Black Americans should end “victim-like thinking” and seize opportunities to help close gaps between the nation’s rich and poor, NAACP President Bruce S. Gordon said Monday.
“We may not have all the power that we want, but we have all the power that we need,” Gordon said. “All we have to do is believe it and use it.”
Gordon’s comments were part of his first keynote convention speech as head of the Baltimore-based civil rights group. The 97th annual meeting of the National Association for the Advancement of Colored People is meeting at a convention center through Thursday.
He urged members to keeping pushing for reauthorization of expiring portions of the Voting Rights Act, which is scheduled for a vote this week in the U.S. Senate, and to improve Black voter turnout.
His words echoed those of NAACP Chairman Julian Bond, who spoke Sunday and blasted the war in Iraq and attacks on voting rights even as he urged President Bush to attend the group’s convention. Bush has skipped the conventions since taking office in 2001, making him the first sitting president in decades not to have spoken to the NAACP.
Bond urged lawmakers to raise the minimum wage, condemned attacks on school integration and said the war in Iraq “has weakened rather than strengthened America’s defenses, including our levees,” he said. “Our troops may be fighting to secure democracy abroad, but we can’t secure our democracy at home.”
Meanwhile, the Voting Rights Act Reauthorization was passed by the U.S. House of Representatives last week after a contentious debate, but is now reportedly facing hurdles in the U.S. Senate. Addressing the NAACP’s convention, Sen. Harry Reid, D-Nev., chided Senate Republican leaders for stalling the Voting Rights Act.

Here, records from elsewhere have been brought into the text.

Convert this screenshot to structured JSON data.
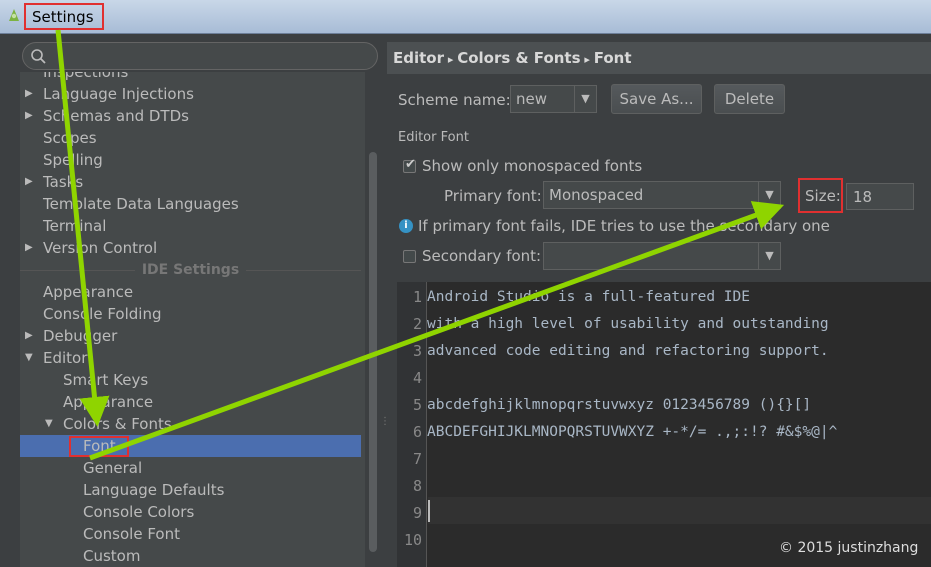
{
  "window": {
    "title": "Settings",
    "app_icon": "android-studio-icon"
  },
  "search": {
    "placeholder": "",
    "value": ""
  },
  "tree": {
    "items": [
      {
        "label": "Inspections",
        "expandable": false
      },
      {
        "label": "Language Injections",
        "expandable": true
      },
      {
        "label": "Schemas and DTDs",
        "expandable": true
      },
      {
        "label": "Scopes",
        "expandable": false
      },
      {
        "label": "Spelling",
        "expandable": false
      },
      {
        "label": "Tasks",
        "expandable": true
      },
      {
        "label": "Template Data Languages",
        "expandable": false
      },
      {
        "label": "Terminal",
        "expandable": false
      },
      {
        "label": "Version Control",
        "expandable": true
      }
    ],
    "section_header": "IDE Settings",
    "ide_items": [
      {
        "label": "Appearance"
      },
      {
        "label": "Console Folding"
      },
      {
        "label": "Debugger"
      },
      {
        "label": "Editor"
      },
      {
        "label": "Smart Keys"
      },
      {
        "label": "Appearance"
      },
      {
        "label": "Colors & Fonts"
      },
      {
        "label": "Font"
      },
      {
        "label": "General"
      },
      {
        "label": "Language Defaults"
      },
      {
        "label": "Console Colors"
      },
      {
        "label": "Console Font"
      },
      {
        "label": "Custom"
      }
    ]
  },
  "breadcrumb": {
    "parts": [
      "Editor",
      "Colors & Fonts",
      "Font"
    ]
  },
  "scheme": {
    "label": "Scheme name:",
    "value": "new",
    "save_as": "Save As...",
    "delete": "Delete"
  },
  "editor_font": {
    "group_title": "Editor Font",
    "monospaced_label": "Show only monospaced fonts",
    "monospaced_checked": true,
    "primary_label": "Primary font:",
    "primary_value": "Monospaced",
    "size_label": "Size:",
    "size_value": "18",
    "info_text": "If primary font fails, IDE tries to use the secondary one",
    "secondary_label": "Secondary font:",
    "secondary_value": "",
    "secondary_checked": false
  },
  "preview": {
    "lines": [
      {
        "num": "1",
        "text": "Android Studio is a full-featured IDE"
      },
      {
        "num": "2",
        "text": "with a high level of usability and outstanding"
      },
      {
        "num": "3",
        "text": "advanced code editing and refactoring support."
      },
      {
        "num": "4",
        "text": ""
      },
      {
        "num": "5",
        "text": "abcdefghijklmnopqrstuvwxyz 0123456789 (){}[]"
      },
      {
        "num": "6",
        "text": "ABCDEFGHIJKLMNOPQRSTUVWXYZ +-*/= .,;:!? #&$%@|^"
      },
      {
        "num": "7",
        "text": ""
      },
      {
        "num": "8",
        "text": ""
      },
      {
        "num": "9",
        "text": ""
      },
      {
        "num": "10",
        "text": ""
      }
    ]
  },
  "watermark": "© 2015 justinzhang",
  "colors": {
    "annotation_arrow": "#8fd400",
    "highlight_box": "#e03030",
    "selection": "#4b6eaf"
  }
}
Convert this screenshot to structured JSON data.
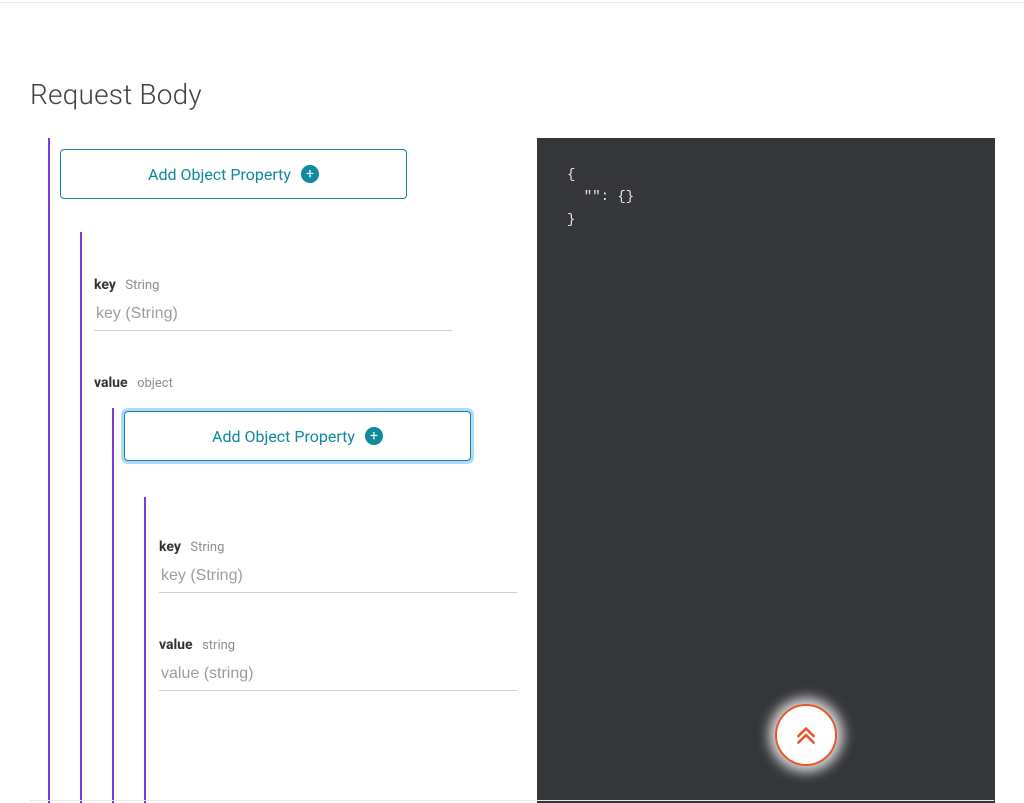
{
  "title": "Request Body",
  "left": {
    "add_button_label": "Add Object Property",
    "level1": {
      "key": {
        "label": "key",
        "type": "String",
        "placeholder": "key (String)",
        "value": ""
      },
      "value": {
        "label": "value",
        "type": "object",
        "add_button_label": "Add Object Property",
        "child": {
          "key": {
            "label": "key",
            "type": "String",
            "placeholder": "key (String)",
            "value": ""
          },
          "value": {
            "label": "value",
            "type": "string",
            "placeholder": "value (string)",
            "value": ""
          }
        }
      }
    }
  },
  "code": "{\n  \"\": {}\n}",
  "colors": {
    "teal": "#0f899d",
    "purple": "#7a3bdc",
    "orange": "#e9562b",
    "codebg": "#34363a"
  }
}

“Senator Frist. President Bush. They need to stand up to the members of their party, those who are stalling this legislation, and remind them the heart and soul of our country is what’s at stake. There is no time to waste,” Reid said.
Three of the provisions in the act are set to expire in 2007. Although civil rights leaders and lawmakers are urging speedy passage of the bill, some politicians have raised concerns about certain portions, including the provision to provide bilingual assistance to voters.
In his House speech, Rep. Charlie Norwood, R-Ga., said the Act was necessary “but we need it enforced justly, uniformly and with renewed vigor across America wherever there is a current violation.” He said Georgia and the rest of the South led the nation in civil rights achievements and thet should not have to pay for their past.
One provision requires certain jurisdictions to obtain approval or “preclearance” from the U.S. Department of Justice or the U.S. District Court in Washington, D.C., before they can make any changes to voting practices or procedures.
In 2001, local elections in Kilmichael, Miss., were canceled by the White town council because of the large number of Black candidates. The U.S. Justice Department stepped in and two years later, the town elected its first Black mayor.
“The VRA stops this manipulation, so that counties and states have to show they don’t have discriminatory practices,” says Spencer Overton, associate professor of law at George Washington University.
Another provision that is due to expire requires certain jurisdictions to provide bilingual language assistance to voters in communities where there is a concentration of citizens who have limited proficiency in English.
Overton also makes the case for using translated materials during elections, noting that Puerto Ricans and American Indians, specifically, are more comfortable with their primary languages.
“In fact, 70 percent of those who use translated materials are born in the U.S. So this is not an immigration problem,” Overton says. “Learning English is a good thing, but we don’t want to dehumanize people from democracy because their language skills are not strong.”